Ce n’est pas possible, disons c’est inadmissible et révoltant si c’est le seul réel. Si le réel est composé de ces pouvoirs du monde et ses tyrans qui nous mènent à la tombe. Il n’y aurait rien pour nous racheter ? Nous serions condamnés à cette existence médiocre, mortelle, condamnés à n’être rien. Non qu’il s’agisse de se donner de l’importance, aux yeux du monde, non, certainement pas de ça.
Il s’agit de savoir ce que la Vie attend de nous. Ce qui se produit à la suite d’un éventuel éveil et des épreuves passées. Et ne pas être esclave précisément de ce passé. Ce qui ne veut pas dire que nous l’aurions oublié, ou que nous nous tiendrions dans le présent seul, mais signifie que nous aurions fait un pas vers autre chose en ayant suivi ou respecté les meilleures sagesses, les meilleures leçons ou les plus belles parmi les œuvres humaines, comme si celles-ci avaient été dictées par Dieu. Issues directement de Là. Sans présumer a priori de quoi il s’agit. Sans les confondre avec les mauvaises. Mais les mauvaises ont leur fonction. Ne serait-ce que de susciter le rejet, et nous contraindre à chercher des issues. Et donc un futur autre.

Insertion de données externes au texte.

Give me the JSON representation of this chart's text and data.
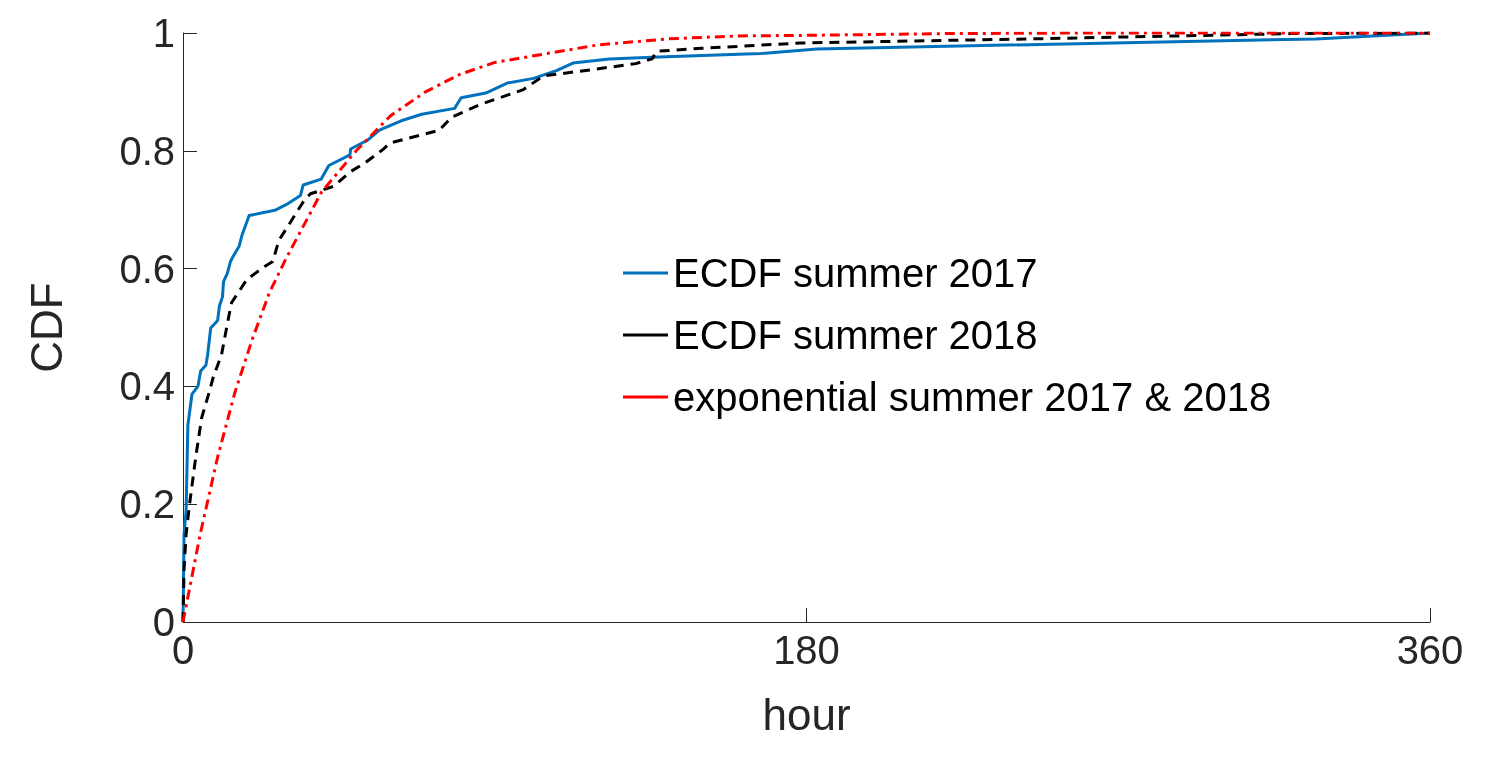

Le formuler, le mettre en œuvre, le penser, et tisser des liens humains et des liens supérieurs, mais non pas nécessairement lunaires, ou astronomiques. Non. Mais sans doute des liens naturels retrouvés. En soi. Évidemment ils sont en moi, même dans ma part d’inconscience, et en toi de même. N’étant que toi. Nous sommes liés à nous-mêmes. Nous sommes nous-mêmes par la nature du lien, plus que par la nature des mots et des images, des nourritures et des cultures.
C’est probablement une question et une réponse d’ordre spirituel, de la subtilité de l’Esprit.
Et j’arrive ici avec mes gros sabots.